4. Other Critical Information

  • Unique Characteristics / Distinctions:

  • Switches file extensions back-and-forth in earlier variants—.accdfisa marks its “final” state.

  • Drops ransom notes named HOW TO DECRYPT FILES.hta, Decrypt All Files @india_com.hta, etc.; the text inside falsely poses as law-enforcement accusing the user of distributing child pornography and demands ~2.5 BTC (amount fluctuates, but historically 1.2–3.0 BTC).

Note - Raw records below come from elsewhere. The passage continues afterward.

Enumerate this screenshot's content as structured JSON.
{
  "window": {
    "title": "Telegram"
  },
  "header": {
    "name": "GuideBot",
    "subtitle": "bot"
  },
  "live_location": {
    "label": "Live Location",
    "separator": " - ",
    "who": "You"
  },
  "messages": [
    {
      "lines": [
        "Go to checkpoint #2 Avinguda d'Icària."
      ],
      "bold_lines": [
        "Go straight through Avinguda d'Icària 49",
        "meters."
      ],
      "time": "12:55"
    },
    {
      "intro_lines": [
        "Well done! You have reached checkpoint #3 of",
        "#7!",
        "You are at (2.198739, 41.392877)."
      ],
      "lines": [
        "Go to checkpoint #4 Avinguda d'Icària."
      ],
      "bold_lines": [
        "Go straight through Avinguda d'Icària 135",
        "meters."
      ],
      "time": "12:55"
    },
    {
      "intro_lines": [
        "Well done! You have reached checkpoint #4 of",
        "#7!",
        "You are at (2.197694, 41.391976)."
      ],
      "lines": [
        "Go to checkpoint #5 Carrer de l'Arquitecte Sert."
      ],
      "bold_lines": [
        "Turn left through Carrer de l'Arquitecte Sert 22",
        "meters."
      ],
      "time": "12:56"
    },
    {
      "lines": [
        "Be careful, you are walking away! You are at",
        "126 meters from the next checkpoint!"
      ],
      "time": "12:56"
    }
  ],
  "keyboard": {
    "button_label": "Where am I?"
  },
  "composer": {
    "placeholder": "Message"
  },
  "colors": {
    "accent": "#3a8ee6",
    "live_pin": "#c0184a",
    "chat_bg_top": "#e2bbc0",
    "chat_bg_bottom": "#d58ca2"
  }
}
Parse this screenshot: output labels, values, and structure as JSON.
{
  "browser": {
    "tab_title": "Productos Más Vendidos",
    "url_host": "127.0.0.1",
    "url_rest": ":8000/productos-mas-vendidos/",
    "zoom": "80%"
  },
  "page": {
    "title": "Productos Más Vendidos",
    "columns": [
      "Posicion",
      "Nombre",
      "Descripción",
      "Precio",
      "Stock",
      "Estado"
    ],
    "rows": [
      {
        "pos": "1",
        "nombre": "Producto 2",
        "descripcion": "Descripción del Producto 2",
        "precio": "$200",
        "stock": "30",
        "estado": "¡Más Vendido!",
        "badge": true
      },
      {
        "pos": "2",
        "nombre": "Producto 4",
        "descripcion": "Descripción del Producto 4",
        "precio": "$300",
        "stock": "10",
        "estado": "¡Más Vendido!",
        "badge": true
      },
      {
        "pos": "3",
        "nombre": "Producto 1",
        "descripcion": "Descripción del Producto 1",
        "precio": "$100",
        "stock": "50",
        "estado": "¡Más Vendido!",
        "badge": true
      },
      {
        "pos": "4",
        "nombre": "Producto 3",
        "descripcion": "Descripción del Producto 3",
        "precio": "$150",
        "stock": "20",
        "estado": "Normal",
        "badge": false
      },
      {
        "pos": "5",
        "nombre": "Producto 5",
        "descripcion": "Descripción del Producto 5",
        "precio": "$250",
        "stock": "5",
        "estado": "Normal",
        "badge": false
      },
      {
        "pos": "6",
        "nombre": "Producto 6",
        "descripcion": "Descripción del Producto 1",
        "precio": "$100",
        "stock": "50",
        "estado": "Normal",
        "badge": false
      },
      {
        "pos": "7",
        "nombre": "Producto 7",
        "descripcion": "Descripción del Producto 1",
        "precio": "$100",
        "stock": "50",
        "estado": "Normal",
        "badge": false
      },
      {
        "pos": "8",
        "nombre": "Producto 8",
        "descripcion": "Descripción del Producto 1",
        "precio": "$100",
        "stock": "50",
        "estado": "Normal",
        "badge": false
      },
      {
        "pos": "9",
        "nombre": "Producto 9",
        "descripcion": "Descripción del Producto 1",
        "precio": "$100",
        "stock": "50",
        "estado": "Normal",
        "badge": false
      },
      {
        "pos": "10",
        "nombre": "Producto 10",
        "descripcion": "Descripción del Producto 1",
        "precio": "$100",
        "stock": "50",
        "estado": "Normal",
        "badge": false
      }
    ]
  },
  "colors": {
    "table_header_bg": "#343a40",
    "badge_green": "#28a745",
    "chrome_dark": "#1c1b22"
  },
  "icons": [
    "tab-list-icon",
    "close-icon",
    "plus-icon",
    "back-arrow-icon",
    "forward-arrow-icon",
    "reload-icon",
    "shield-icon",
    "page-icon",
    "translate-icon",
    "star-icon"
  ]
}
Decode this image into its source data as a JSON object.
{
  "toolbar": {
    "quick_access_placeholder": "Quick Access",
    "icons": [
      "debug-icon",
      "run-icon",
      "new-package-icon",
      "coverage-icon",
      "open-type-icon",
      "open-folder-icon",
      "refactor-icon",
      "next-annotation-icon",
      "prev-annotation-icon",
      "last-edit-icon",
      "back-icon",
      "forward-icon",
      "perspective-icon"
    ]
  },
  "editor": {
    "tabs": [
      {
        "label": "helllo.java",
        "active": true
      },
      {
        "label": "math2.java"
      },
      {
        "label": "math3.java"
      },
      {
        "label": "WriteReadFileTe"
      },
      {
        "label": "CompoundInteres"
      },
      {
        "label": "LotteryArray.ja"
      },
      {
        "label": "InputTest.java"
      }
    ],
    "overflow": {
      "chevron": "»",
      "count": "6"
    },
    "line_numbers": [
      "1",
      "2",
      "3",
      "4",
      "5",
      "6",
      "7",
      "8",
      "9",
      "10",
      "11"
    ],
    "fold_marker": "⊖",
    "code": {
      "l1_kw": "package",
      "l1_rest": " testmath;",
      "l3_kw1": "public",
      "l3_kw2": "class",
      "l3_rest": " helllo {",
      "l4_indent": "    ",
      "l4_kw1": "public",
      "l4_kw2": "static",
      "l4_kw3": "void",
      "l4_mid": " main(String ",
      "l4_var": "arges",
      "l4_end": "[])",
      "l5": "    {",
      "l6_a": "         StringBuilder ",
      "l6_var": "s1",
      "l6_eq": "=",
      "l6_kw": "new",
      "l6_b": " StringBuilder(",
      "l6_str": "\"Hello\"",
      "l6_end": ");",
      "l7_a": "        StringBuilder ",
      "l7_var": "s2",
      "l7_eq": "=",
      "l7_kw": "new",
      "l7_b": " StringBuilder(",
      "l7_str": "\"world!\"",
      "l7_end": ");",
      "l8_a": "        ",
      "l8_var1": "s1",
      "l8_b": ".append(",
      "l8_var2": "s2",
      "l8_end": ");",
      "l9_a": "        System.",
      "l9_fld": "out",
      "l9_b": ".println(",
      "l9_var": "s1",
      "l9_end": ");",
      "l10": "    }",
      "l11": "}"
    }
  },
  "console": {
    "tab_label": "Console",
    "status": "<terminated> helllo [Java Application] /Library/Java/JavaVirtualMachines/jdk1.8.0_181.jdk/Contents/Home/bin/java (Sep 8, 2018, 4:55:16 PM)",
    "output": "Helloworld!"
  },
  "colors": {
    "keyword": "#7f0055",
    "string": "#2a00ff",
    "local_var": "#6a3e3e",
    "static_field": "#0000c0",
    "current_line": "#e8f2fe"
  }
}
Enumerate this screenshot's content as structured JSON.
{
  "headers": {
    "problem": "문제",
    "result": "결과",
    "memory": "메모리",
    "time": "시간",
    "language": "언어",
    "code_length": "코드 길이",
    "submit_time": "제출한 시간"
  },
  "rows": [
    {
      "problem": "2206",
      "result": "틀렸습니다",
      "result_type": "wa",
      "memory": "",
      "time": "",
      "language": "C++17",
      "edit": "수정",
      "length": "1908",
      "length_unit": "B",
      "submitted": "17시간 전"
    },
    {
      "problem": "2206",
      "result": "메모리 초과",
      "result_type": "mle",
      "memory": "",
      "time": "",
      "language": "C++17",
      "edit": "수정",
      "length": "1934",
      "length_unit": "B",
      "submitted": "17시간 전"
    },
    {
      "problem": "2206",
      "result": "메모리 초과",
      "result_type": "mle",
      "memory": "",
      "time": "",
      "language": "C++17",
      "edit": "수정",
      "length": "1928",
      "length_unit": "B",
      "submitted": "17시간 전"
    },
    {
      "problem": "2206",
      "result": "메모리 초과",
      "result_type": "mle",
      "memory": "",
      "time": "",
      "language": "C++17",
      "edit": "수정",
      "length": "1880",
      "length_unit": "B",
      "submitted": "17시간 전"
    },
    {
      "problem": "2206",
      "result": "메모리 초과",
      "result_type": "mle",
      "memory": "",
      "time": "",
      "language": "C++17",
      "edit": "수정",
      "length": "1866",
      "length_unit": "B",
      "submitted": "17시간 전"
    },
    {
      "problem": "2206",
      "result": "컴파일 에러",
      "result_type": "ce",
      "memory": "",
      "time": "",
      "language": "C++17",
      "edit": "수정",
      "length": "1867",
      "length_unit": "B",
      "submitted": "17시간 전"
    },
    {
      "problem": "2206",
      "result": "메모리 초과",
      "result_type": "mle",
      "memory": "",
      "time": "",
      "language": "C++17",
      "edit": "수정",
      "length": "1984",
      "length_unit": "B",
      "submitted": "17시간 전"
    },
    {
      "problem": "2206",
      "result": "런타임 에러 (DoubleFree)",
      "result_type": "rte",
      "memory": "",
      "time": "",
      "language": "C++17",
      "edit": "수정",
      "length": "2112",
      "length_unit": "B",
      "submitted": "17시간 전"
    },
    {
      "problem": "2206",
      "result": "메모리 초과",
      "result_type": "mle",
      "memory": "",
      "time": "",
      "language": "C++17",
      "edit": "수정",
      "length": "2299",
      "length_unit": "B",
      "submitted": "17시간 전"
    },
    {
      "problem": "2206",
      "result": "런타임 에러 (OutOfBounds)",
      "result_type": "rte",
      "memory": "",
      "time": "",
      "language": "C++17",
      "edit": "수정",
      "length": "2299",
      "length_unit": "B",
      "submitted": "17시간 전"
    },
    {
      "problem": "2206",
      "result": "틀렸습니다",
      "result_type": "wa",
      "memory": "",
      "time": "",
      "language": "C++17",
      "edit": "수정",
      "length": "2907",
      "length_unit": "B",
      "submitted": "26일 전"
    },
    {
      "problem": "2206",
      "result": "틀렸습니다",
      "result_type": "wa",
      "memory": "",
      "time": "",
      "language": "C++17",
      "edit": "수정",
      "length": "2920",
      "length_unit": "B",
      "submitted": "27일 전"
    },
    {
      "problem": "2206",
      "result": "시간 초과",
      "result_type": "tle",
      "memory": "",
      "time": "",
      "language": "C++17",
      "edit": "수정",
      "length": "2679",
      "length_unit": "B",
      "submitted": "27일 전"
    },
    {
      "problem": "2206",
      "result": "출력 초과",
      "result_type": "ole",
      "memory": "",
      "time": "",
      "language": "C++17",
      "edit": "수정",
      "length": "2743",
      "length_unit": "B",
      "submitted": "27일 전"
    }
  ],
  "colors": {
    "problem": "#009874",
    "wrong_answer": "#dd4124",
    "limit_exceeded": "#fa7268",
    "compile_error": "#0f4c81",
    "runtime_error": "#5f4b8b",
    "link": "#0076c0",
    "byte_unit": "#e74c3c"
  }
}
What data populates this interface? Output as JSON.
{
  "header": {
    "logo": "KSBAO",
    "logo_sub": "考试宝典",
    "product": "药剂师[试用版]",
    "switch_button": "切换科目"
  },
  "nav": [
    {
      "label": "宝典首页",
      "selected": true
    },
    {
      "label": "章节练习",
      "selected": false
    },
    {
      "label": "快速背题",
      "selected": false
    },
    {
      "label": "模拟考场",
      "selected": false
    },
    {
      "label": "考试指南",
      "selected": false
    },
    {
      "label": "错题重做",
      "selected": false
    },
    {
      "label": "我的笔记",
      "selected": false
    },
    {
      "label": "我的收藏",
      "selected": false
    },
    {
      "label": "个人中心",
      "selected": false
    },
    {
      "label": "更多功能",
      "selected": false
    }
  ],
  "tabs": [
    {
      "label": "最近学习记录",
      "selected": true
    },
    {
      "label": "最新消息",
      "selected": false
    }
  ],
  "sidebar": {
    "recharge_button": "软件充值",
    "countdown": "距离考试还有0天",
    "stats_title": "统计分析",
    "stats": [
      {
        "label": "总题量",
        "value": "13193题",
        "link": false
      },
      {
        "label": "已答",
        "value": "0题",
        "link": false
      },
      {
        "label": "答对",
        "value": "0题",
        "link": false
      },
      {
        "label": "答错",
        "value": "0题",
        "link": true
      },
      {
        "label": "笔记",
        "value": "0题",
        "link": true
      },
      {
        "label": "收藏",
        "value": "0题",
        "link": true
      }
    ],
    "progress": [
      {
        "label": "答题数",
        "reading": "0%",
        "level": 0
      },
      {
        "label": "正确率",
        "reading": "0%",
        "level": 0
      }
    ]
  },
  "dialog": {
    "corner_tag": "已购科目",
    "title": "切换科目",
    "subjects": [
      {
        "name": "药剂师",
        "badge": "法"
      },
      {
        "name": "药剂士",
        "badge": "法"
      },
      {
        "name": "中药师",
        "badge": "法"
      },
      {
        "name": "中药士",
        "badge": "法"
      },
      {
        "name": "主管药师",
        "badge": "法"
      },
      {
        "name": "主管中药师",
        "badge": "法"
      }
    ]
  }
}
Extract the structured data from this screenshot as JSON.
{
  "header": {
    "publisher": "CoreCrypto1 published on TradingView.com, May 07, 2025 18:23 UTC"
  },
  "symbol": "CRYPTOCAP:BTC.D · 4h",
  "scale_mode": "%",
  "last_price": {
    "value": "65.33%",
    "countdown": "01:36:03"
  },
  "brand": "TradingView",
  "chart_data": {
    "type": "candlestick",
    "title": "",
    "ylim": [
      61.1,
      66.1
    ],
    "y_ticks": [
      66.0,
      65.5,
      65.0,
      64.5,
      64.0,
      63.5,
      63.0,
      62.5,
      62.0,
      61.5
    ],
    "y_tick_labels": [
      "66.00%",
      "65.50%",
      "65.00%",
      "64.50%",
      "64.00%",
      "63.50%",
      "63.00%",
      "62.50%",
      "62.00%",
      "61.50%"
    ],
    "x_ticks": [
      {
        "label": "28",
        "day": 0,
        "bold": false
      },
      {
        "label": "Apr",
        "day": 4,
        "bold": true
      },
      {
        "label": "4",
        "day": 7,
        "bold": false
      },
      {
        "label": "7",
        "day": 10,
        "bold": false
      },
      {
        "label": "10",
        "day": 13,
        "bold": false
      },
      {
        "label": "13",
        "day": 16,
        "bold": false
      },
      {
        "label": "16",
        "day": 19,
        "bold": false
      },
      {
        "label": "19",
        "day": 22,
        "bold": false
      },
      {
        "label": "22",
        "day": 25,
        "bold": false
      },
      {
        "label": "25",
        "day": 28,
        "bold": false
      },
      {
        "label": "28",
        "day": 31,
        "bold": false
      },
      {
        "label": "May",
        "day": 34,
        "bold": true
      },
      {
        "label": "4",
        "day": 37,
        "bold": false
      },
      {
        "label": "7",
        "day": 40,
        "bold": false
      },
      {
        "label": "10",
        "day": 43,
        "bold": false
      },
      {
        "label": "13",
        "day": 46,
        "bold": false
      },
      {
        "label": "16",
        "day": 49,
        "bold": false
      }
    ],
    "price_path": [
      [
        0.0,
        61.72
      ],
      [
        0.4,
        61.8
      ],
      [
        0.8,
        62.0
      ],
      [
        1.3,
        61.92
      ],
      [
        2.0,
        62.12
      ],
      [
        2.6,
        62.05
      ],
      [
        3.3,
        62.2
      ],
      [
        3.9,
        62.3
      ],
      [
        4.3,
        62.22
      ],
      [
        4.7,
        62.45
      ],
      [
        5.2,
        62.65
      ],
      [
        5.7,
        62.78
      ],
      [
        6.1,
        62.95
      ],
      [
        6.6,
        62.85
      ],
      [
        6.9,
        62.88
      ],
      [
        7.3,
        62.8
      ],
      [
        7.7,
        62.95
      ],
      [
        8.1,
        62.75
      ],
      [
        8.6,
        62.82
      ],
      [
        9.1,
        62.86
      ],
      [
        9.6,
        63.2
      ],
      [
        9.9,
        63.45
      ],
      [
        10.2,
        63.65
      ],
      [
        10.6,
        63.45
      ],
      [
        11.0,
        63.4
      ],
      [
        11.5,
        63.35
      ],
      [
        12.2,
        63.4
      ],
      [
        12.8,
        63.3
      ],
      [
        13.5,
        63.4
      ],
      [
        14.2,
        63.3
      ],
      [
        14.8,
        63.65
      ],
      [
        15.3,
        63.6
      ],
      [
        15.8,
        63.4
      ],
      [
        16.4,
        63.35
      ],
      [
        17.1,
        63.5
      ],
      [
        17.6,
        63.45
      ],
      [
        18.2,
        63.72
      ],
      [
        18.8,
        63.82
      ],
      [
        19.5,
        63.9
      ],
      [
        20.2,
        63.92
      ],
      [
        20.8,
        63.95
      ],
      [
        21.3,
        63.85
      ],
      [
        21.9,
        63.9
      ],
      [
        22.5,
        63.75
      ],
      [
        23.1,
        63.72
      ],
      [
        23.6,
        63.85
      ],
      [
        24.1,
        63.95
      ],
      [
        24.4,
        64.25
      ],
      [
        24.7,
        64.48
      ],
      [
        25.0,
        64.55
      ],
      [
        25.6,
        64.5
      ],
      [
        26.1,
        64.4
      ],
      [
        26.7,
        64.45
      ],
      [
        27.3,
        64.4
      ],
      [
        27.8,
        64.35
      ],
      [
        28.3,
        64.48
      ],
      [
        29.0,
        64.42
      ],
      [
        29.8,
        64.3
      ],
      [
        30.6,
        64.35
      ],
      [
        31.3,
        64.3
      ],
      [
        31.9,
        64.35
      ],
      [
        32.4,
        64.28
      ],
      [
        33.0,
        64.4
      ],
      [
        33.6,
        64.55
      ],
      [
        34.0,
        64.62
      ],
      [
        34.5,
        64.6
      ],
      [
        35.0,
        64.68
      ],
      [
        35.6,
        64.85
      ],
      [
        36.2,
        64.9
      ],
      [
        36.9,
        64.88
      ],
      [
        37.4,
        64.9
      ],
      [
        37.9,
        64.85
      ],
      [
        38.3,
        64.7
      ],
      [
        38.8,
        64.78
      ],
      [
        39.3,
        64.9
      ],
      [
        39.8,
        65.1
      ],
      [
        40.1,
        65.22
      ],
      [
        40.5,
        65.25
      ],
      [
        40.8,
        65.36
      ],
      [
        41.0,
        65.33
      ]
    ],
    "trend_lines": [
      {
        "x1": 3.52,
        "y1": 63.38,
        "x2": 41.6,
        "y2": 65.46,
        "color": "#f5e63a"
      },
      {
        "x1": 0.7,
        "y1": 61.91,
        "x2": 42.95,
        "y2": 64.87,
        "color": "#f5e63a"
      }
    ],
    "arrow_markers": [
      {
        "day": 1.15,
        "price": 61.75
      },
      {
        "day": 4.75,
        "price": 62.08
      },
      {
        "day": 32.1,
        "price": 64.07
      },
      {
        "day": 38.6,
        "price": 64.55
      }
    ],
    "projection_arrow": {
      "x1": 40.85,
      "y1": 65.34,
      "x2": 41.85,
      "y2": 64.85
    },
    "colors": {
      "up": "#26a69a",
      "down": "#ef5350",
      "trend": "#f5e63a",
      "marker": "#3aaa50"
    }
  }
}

  • Uses a self-signed PE driver (protectdrv.sys) to disable most endpoint security SaaS agents (Kaspersky, McAfee) before encryption, thereby reducing early detection.

  • The mutex “Global\sync2017pwned” is created to prevent multiple encryptor instances on the same host—this can be used as an IOC in EDR queries.

  • Broader Impact & Notable Incidents:

  • ACCDFISA v2 campaigns heavily affected small-to-mid-sized healthcare and manufacturing orgs in the US Midwest (2017–2019), causing 2–5 day downtime averages for those without sufficient backups.

  • A 2020 resurgence hit Italian municipalities again after RDP exposure via weak COVID-19 remote-access policies.

  • TTP overlap—same domain registration patterns and Toolmark matches—was observed in later Vice Society, Rhysida, and Play ransomware operations, suggesting shared tooling or initial-access brokers (IABs) specializing in RDP compromise.


End of brief—keep firewalls closed, backups offline, and credentials strong.